Les chances pour un accord sur le nucléaire iranien s'amenuisent avant la date butoir
Le chef de la diplomatie iranienne Mohammad Javad Zarif a minimisé mercredi les chances de parvenir cette semaine à un accord politique sur le nucléaire, malgré des tractations marathon à Lausanne avec son homologue américain John Kerry.
Les deux ministres enchaînent les réunions depuis lundi dans un palace de la ville suisse, une course contre la montre pour trouver un compromis sur le nucléaire d'ici la fin du mois, voire avant le Nouvel an iranien du 21 mars.
Après 12 ans de tensions internationales et 18 mois de pourparlers particulièrement soutenus, l'Iran et les grandes puissances du groupe 5+1 (Etats-Unis, Chine, Russie, Royaume-Uni, France, et Allemagne) se sont donné jusqu'au 31 mars pour conclure un règlement dit "politique": le texte garantirait que la République islamique n'aura jamais la bombe atomique en échange d'une levée des sanctions.
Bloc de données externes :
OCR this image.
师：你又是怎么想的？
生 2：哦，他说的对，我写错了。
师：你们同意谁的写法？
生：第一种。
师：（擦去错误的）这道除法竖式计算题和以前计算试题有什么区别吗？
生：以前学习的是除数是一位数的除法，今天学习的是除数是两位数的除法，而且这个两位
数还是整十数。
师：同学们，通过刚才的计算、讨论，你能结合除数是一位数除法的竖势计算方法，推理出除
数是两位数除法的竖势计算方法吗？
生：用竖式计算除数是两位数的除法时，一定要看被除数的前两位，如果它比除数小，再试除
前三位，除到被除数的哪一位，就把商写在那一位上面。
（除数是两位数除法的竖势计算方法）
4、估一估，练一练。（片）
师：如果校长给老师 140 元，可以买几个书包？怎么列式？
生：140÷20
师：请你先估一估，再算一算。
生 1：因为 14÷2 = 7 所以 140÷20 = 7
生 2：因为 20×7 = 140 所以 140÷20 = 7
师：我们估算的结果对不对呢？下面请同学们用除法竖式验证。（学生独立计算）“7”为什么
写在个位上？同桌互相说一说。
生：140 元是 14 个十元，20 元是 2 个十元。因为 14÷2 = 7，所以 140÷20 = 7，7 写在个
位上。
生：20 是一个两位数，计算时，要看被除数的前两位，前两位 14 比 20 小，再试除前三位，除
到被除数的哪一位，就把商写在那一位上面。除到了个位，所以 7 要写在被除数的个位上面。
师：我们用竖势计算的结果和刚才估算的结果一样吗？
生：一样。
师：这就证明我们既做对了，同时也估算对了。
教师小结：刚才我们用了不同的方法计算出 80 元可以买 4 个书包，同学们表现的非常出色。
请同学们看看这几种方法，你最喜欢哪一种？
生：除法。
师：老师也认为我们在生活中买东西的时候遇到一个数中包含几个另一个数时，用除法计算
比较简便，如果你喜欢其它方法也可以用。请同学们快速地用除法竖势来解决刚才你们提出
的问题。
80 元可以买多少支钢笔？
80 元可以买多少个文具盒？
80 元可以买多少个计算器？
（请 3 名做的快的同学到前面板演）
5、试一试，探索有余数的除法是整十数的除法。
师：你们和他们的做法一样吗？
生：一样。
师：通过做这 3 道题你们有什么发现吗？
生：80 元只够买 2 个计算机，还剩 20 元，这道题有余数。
Mais, mercredi, M. Zarif a voulu doucher les espoirs d'une percée cette semaine. Outre M. Kerry qui est à Lausanne, la présence des chefs de diplomatie des autres pays du 5+1 "ne devrait pas être nécessaire pour ce cycle" de discussions, a jugé le ministre iranien. "Quand on aura trouvé des solutions et qu'on approchera d'un accord, alors tous les ministres des Affaires étrangères pourront venir", a-t-il argumenté,
Pour l'heure, "nous avons davantage besoin des experts que des ministres", a lancé M. Zarif, cité par la télévision d'Etat.  L'arrivée en Suisse des ministres du 5+1 indiquerait qu'un accord est imminent. Mais Américains et Européens expriment au contraire leur scepticisme quant à une entente politique cette semaine. On suggère même que d'ultimes négociations seraient nécessaires la semaine prochaine.
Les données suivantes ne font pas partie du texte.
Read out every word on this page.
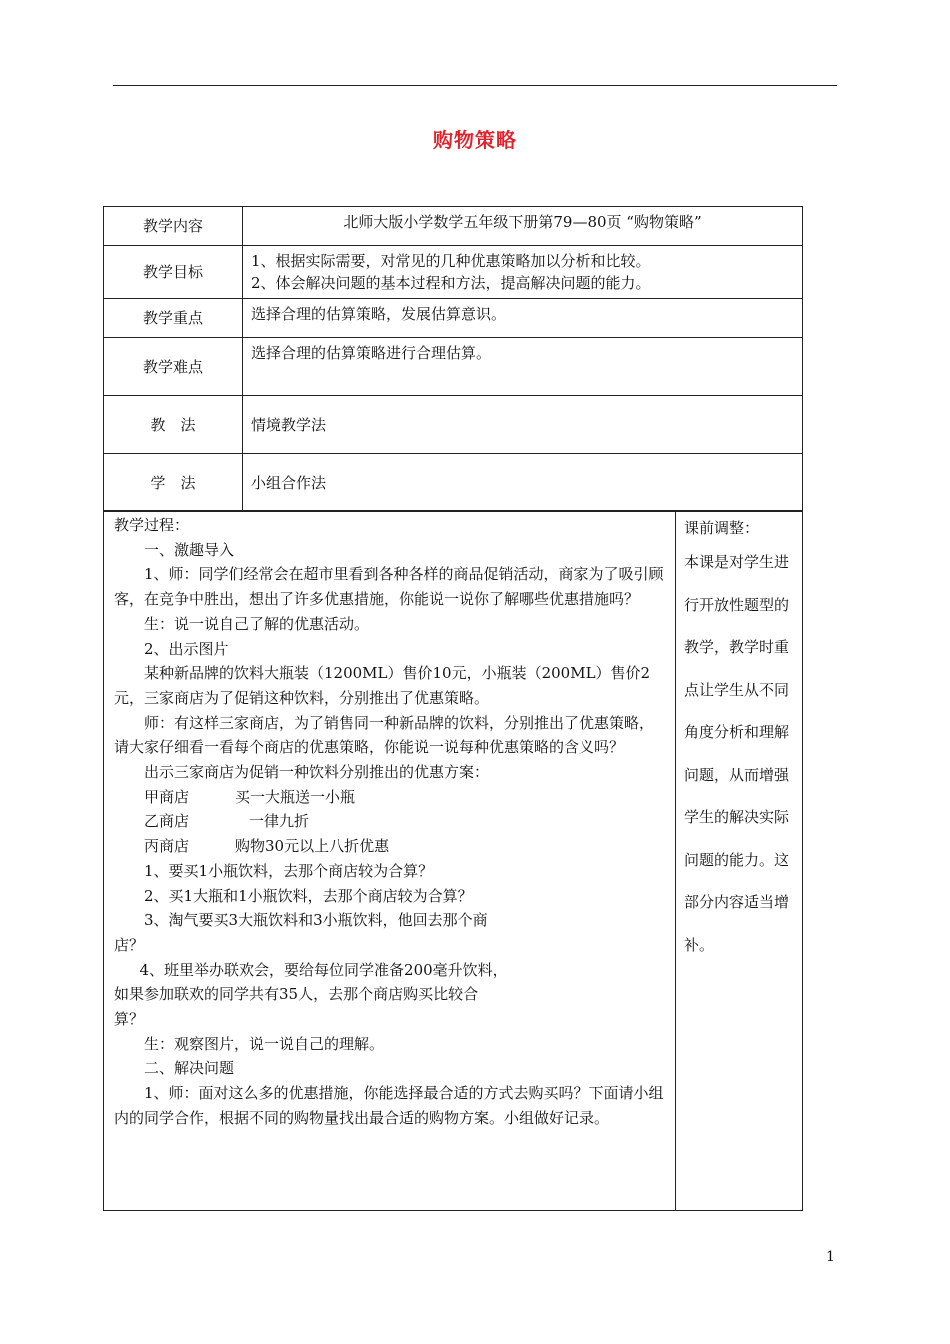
购物策略
教学内容	北师大版小学数学五年级下册第79—80页 “购物策略”

教学目标	1、根据实际需要，对常见的几种优惠策略加以分析和比较。
2、体会解决问题的基本过程和方法，提高解决问题的能力。

教学重点	选择合理的估算策略，发展估算意识。

教学难点	选择合理的估算策略进行合理估算。

教　法	情境教学法

学　法	小组合作法
教学过程：
一、激趣导入
1、师：同学们经常会在超市里看到各种各样的商品促销活动，商家为了吸引顾客，在竞争中胜出，想出了许多优惠措施，你能说一说你了解哪些优惠措施吗？
生：说一说自己了解的优惠活动。
2、出示图片
某种新品牌的饮料大瓶装（1200ML）售价10元，小瓶装（200ML）售价2元，三家商店为了促销这种饮料，分别推出了优惠策略。
师：有这样三家商店，为了销售同一种新品牌的饮料，分别推出了优惠策略，请大家仔细看一看每个商店的优惠策略，你能说一说每种优惠策略的含义吗？
出示三家商店为促销一种饮料分别推出的优惠方案：
甲商店	买一大瓶送一小瓶
乙商店	一律九折
丙商店	购物30元以上八折优惠
1、要买1小瓶饮料，去那个商店较为合算？
2、买1大瓶和1小瓶饮料，去那个商店较为合算？
3、淘气要买3大瓶饮料和3小瓶饮料，他回去那个商
店？
4、班里举办联欢会，要给每位同学准备200毫升饮料，
如果参加联欢的同学共有35人，去那个商店购买比较合
算？
生：观察图片，说一说自己的理解。
二、解决问题
1、师：面对这么多的优惠措施，你能选择最合适的方式去购买吗？下面请小组内的同学合作，根据不同的购物量找出最合适的购物方案。小组做好记录。

课前调整：
本课是对学生进
行开放性题型的
教学，教学时重
点让学生从不同
角度分析和理解
问题，从而增强
学生的解决实际
问题的能力。这
部分内容适当增
补。
1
L'Iran voudrait une levée en une seule fois de sanctions de l'ONU, des Etats-Unis et de l'UE, qui l'étouffent économiquement et l'isolent diplomatiquement.
Il y a aussi divergence sur la durée de l'accord et sur la période, dite "breakout time", qui laisserait assez de temps au 5+1 pour réagir si l'Iran violait ses engagements. Autre point de discorde: la capacité d'enrichissement d'uranium qui serait laissée à l'Iran et donc le nombre de centrifugeuses.
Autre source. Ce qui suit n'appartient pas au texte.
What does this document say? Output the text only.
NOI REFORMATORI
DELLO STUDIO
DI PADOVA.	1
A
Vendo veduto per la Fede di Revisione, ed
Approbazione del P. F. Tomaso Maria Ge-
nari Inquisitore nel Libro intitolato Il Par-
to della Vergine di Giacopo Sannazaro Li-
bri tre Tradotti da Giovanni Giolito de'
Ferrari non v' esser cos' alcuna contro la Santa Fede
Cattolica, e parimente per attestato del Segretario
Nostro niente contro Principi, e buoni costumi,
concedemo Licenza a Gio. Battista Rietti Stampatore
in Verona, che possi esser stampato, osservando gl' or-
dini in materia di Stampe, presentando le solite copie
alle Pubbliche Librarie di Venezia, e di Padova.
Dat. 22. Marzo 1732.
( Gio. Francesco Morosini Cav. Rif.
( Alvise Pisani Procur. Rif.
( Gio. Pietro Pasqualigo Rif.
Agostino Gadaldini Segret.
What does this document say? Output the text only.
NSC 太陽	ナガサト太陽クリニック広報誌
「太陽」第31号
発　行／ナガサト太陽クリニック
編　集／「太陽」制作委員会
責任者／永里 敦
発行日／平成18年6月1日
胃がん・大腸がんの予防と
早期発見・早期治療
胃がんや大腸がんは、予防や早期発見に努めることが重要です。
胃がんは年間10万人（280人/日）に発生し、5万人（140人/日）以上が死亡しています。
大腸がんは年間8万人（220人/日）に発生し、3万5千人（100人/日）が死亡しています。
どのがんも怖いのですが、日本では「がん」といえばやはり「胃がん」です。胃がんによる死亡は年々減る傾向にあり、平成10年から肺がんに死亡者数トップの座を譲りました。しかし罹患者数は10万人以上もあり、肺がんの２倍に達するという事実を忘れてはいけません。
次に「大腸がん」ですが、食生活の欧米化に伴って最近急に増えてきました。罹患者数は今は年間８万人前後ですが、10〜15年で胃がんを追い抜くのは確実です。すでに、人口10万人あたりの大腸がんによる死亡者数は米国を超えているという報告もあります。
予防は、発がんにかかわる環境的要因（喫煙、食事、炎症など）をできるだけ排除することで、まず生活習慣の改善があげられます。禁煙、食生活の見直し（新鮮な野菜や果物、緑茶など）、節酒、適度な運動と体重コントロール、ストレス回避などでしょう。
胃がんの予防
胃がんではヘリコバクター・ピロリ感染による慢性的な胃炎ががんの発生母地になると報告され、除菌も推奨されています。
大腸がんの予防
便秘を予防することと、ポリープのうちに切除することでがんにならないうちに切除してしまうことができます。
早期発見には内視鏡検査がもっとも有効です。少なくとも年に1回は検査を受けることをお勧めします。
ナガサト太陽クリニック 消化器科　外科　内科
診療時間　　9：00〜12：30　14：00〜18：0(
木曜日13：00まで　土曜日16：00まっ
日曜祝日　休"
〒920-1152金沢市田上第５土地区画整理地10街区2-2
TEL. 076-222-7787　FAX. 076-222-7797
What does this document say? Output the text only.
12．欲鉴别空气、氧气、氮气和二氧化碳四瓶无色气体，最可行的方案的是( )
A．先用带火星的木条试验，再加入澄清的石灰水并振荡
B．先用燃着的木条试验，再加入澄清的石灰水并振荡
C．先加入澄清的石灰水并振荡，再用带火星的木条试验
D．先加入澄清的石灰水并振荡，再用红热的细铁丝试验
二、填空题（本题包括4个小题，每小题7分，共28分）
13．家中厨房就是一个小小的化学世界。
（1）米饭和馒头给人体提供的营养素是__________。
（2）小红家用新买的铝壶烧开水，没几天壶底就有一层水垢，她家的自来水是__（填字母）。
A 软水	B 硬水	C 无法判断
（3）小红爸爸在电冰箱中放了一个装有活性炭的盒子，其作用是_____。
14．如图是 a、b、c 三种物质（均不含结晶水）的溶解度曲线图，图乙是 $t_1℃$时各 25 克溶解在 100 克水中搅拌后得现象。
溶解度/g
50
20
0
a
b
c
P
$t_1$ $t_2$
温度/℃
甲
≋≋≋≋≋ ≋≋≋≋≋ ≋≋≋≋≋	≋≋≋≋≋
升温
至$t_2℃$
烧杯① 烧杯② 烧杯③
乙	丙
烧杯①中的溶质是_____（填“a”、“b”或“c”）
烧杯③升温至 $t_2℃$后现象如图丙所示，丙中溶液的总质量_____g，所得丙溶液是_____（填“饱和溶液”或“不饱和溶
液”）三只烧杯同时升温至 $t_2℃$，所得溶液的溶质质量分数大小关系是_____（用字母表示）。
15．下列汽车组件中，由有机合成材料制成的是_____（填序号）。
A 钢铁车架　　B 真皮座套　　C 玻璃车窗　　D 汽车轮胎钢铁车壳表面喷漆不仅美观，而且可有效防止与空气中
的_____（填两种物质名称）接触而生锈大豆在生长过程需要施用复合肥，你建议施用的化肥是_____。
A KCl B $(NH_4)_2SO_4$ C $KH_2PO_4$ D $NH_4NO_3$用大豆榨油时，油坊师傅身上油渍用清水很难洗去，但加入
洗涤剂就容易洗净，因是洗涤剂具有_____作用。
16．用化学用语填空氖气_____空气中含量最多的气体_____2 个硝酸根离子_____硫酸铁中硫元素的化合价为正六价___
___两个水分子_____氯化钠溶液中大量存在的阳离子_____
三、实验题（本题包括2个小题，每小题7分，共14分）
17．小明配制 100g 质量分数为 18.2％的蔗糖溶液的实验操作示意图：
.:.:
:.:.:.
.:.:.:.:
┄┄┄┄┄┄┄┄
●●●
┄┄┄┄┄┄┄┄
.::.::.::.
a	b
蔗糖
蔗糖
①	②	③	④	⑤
Le président Obama qui depuis 2013, mise sur la diplomatie, a promis qu'il ferait tout, y compris militairement, pour empêcher l'Iran d'avoir la bombe. 
Un scénario qui met en rage le Congrès, contrôlé par les républicains, et l'allié israélien. Mais la victoire électorale du Premier ministre Benjamin Netanyahu n'aura pas "d'impact" sur les négociations avec l'Iran, a assuré le département d'Etat.